On Tue, Jul 29, 2014 at 11:17 AM, Hari Shreedharan <
hshreedharan@cloudera.com> wrote:

> Can you send your config? There are a couple of params that allow the
> files to be rolled faster - idleTimeout and rollInterval. I am assuming you
> are using rollInterval already. idleTimeout will close a file when it is
> not written to for the configured time. That might help with the rolling.
> Remember though that if events arrive "late" for a bucket due to failures
> or network issues, new files will be opened in that bucket if none are
> currently open.
>
>
> On Tue, Jul 29, 2014 at 7:29 AM, Gary Malouf <ma...@gmail.com>
> wrote:
>
>> We are an ad tech company that buys and sells digital media.  To date, we
>> have been using Apache Flume 1.4.x to ingest all of our bid request,
>> response, impression and attribution data.
>>
>> The logs currently 'roll' hourly for each data type, meaning that at some
>> point during each hour (if Flume is behaving) the tmp file in HDFS is
>> closed/renamed with a new one being opened.  This is done for each of 5
>> running Flume instances.
>>
>> One problem that has been a challenge to date is effectively bounding our
>> data queries to make sure we capture all of the data for a given interval
>> without pulling in the world.  To date, our structure (all in UTC) for each
>> data type is:
>>
>> /datatype/yr=2014/mo=06/d=15/{files}
>>
>> The challenge for us is that Flume is not perfect.
>>
>> 1) It can and will often write data that came in on the new UTC day into
>> the previous one if that log file has not rolled yet.
>>
>> 2) Since it does not roll perfectly at the top of each hour, we are
>> having trouble determining the best way to tightly bound a query for data
>> that is within a few [3-6] hour window properly.
>>
>> 3) When we are doing data rollups in timezones other than UTC, we end up
>> reading in all of the data for both UTC containing that data to be on the
>> safe-side.  It would be nice to bound this as described in (2).
>>
>>
>> One of the major problems affecting the first two cases is that Flume
>> sometimes gets 'stuck' - that is, the data will hang out in the file
>> channel for longer than we anticipate.
>>
>> Anyway, I was just wondering how others have approached these problems to
>> date.  If not for the edge cases when data can get stuck in Flume, I think
>> this would be straightforward.
>>
>>
>

Re: Flume log rolling when you need to do rollups for multiple time zones

Posted by Hari Shreedharan <hs...@cloudera.com>.

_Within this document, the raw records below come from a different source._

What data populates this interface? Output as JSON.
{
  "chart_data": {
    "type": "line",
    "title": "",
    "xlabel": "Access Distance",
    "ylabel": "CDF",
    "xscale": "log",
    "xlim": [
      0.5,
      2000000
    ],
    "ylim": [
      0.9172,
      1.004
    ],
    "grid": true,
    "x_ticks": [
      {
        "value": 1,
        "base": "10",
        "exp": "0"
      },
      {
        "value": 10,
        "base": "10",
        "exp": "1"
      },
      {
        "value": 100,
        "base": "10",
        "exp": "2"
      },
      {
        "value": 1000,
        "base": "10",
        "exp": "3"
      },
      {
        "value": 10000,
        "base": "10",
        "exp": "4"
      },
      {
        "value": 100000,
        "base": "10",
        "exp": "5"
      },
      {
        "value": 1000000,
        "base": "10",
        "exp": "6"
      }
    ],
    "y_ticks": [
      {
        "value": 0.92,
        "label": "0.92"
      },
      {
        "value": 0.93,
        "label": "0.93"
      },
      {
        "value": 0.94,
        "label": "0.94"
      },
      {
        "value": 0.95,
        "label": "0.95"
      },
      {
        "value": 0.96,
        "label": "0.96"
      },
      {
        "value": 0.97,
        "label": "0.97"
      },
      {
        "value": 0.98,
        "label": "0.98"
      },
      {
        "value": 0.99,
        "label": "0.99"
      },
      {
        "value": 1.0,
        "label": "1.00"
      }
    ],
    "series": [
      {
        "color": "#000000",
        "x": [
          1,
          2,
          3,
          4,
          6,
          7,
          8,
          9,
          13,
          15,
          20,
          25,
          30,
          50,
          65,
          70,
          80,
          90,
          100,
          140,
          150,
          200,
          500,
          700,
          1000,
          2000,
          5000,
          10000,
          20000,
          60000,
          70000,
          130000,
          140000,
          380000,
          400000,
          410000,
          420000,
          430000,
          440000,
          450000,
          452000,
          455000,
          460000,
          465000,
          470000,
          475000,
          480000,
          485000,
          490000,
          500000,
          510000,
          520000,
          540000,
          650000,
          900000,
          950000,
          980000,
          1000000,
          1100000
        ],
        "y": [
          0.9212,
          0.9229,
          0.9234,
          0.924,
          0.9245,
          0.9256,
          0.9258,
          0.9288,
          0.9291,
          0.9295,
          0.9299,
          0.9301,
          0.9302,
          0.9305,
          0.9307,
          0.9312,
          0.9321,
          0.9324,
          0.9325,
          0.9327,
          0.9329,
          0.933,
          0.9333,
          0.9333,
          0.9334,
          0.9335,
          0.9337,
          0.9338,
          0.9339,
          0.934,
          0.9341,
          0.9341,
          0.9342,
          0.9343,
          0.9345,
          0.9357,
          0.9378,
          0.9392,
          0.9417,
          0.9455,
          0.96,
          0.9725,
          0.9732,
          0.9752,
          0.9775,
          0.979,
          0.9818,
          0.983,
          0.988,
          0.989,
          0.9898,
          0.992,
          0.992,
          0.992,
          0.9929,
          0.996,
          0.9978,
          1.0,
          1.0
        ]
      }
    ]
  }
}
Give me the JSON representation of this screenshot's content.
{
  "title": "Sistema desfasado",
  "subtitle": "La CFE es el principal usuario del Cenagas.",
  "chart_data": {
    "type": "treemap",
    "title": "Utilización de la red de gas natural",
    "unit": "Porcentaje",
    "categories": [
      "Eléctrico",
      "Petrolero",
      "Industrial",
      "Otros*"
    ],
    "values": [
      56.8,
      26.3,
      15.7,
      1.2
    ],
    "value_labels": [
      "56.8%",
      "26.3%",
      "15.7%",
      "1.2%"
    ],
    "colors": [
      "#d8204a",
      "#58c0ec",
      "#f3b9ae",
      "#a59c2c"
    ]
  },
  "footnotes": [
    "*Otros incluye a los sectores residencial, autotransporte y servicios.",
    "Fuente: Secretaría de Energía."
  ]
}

Can you send your config? There are a couple of params that allow the files
to be rolled faster - idleTimeout and rollInterval. I am assuming you are
using rollInterval already. idleTimeout will close a file when it is not
written to for the configured time. That might help with the rolling.
Remember though that if events arrive "late" for a bucket due to failures
or network issues, new files will be opened in that bucket if none are
currently open.


On Tue, Jul 29, 2014 at 7:29 AM, Gary Malouf <ma...@gmail.com> wrote:

> We are an ad tech company that buys and sells digital media.  To date, we
> have been using Apache Flume 1.4.x to ingest all of our bid request,
> response, impression and attribution data.
>
> The logs currently 'roll' hourly for each data type, meaning that at some
> point during each hour (if Flume is behaving) the tmp file in HDFS is
> closed/renamed with a new one being opened.  This is done for each of 5
> running Flume instances.
>
> One problem that has been a challenge to date is effectively bounding our
> data queries to make sure we capture all of the data for a given interval
> without pulling in the world.  To date, our structure (all in UTC) for each
> data type is:
>
> /datatype/yr=2014/mo=06/d=15/{files}
>
> The challenge for us is that Flume is not perfect.
>
> 1) It can and will often write data that came in on the new UTC day into
> the previous one if that log file has not rolled yet.
>
> 2) Since it does not roll perfectly at the top of each hour, we are having
> trouble determining the best way to tightly bound a query for data that is
> within a few [3-6] hour window properly.
>
> 3) When we are doing data rollups in timezones other than UTC, we end up
> reading in all of the data for both UTC containing that data to be on the
> safe-side.  It would be nice to bound this as described in (2).
>
>
> One of the major problems affecting the first two cases is that Flume
> sometimes gets 'stuck' - that is, the data will hang out in the file
> channel for longer than we anticipate.
>
> Anyway, I was just wondering how others have approached these problems to
> date.  If not for the edge cases when data can get stuck in Flume, I think
> this would be straightforward.
>
>